HOURS OF PRAYER. The terms “Hours of Prayer” and “Canonical Hours,” being used in the Christian Church (see Johnson’s Engl. Canons and Canons of Cuthbert, ch. 15), we shall consider under this title the stated periods of Muḥammadan prayer. [[PRAYER].] They are five: (1) Fajr (فجر), daybreak; (2) Z̤uhr (ظهر), when the sun begins to decline at midday; (3) ʿAṣr (عصر), midway between z̤uhr and mag͟hrib; (4) Mag͟hrib (مغرب), evening; (5) ʿIshāʾ (عشاء), when the night has closed in. According to the Traditions (Mishkāt, book xxiv. ch. vii. pt. 1), Muḥammad professed to have received his instructions to say prayer five times a day during the Miʿrāj, or the celebrated night journey to heaven. He said, God first ordered him to pray fifty times a day, but that Moses advised him to get the Almighty to reduce the number of canonical hours to five, he himself having tried fifty times for his own people with very ill success!
It is remarkable that there is but one passage in the Qurʾān, in which the stated hours of prayer are enjoined, and that it mentions only four and not five periods. Sūratu ʾr-Rūm, xxx. 16, 17: “Glorify God when it is evening (masāʾ), and at morning (ṣubḥ),—and to Him be praise in the heavens and in the earth,—and at afternoon (ʿashī), and at noon-tide (z̤uhr).” But al-Jalālān, the commentators, say all are agreed that the term, “when it is masāʾ” (evening or night), includes both sunset and after sunset, and therefore both the mag͟hrib and ʿishāʾ prayers are included.

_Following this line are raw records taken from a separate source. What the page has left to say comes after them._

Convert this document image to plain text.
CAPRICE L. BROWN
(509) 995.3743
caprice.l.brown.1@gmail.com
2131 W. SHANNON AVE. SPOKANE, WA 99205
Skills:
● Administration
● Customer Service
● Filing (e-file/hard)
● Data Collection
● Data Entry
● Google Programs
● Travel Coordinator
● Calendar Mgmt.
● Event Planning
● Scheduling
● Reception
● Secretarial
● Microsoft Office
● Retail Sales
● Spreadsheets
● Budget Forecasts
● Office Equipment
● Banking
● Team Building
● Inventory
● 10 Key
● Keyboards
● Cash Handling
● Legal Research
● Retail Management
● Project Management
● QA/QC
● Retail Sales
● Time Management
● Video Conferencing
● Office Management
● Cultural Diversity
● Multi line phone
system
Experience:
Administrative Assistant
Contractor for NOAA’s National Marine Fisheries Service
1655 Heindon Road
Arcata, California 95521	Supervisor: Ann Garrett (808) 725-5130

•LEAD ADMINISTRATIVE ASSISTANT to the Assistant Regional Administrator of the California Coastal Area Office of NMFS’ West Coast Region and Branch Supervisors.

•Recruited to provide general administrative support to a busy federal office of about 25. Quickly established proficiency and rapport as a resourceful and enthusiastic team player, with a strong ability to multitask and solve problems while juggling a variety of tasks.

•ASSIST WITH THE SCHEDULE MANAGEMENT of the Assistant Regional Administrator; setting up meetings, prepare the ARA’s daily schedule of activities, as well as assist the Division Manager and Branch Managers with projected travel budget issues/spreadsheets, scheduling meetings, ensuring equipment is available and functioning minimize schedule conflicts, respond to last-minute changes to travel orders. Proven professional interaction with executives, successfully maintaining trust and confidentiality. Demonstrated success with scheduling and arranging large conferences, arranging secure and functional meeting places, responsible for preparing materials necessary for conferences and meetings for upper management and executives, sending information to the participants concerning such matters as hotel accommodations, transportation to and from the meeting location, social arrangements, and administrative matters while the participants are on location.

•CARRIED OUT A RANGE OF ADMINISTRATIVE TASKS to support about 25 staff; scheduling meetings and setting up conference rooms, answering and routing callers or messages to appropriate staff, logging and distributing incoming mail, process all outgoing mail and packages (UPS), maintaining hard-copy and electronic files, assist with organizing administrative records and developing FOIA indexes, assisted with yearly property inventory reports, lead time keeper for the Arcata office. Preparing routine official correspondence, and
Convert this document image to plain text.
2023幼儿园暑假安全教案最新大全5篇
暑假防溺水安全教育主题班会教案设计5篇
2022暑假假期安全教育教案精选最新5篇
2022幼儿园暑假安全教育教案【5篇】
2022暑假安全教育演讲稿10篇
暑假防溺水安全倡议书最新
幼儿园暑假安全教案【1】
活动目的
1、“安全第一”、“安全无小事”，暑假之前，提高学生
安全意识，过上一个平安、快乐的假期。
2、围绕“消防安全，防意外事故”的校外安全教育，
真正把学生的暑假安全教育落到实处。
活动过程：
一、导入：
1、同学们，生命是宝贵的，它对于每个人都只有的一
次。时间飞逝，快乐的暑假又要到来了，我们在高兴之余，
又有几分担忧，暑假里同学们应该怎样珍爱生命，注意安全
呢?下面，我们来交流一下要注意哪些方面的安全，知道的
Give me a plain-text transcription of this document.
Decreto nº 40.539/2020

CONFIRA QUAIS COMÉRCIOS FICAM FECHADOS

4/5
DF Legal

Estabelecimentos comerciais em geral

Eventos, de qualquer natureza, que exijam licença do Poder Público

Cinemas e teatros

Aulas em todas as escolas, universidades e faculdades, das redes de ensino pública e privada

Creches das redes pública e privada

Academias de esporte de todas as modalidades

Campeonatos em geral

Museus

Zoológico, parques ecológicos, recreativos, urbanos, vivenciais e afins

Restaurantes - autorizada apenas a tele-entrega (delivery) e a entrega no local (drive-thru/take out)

Three hours of prayer were observed by the Jews. David says, “Evening, morning, and at noon will I pray.” ([Ps. lv. 17].) Daniel “kneeled upon his knees three times a day.” These three hours of the Jews seem to have been continued by the Apostles (see [Acts iii. 1]), and were transmitted to the early church in succeeding ages, for Tertullian speaks of “those common hours which mark the divisions of the day, the third, sixth, and ninth, which we observe in scripture to be more solemn than the rest.” (De Orat., c. 25.) And Clement of Alexandria says, “If some fix stated hours of prayer, as the third, sixth, and ninth, the man of knowledge prays to God throughout his whole life.” (Stom. l. vii. c. 7, sect. 40.) Jerome says, “There are three times in which the knees are bent to God. Tradition assigns the third, the sixth, and the ninth hour.” (Com. in Dan., c. vi. 10.)
In the third century there seems to have been five stated periods of prayer, for Basil of Cappadocia speaks of five hours as suitable for monks, namely, the morning, the third hour, the sixth, the ninth, and the evening. (Regulæ fusius Tract. Resp. ad Qu., 37, sections 3–5.)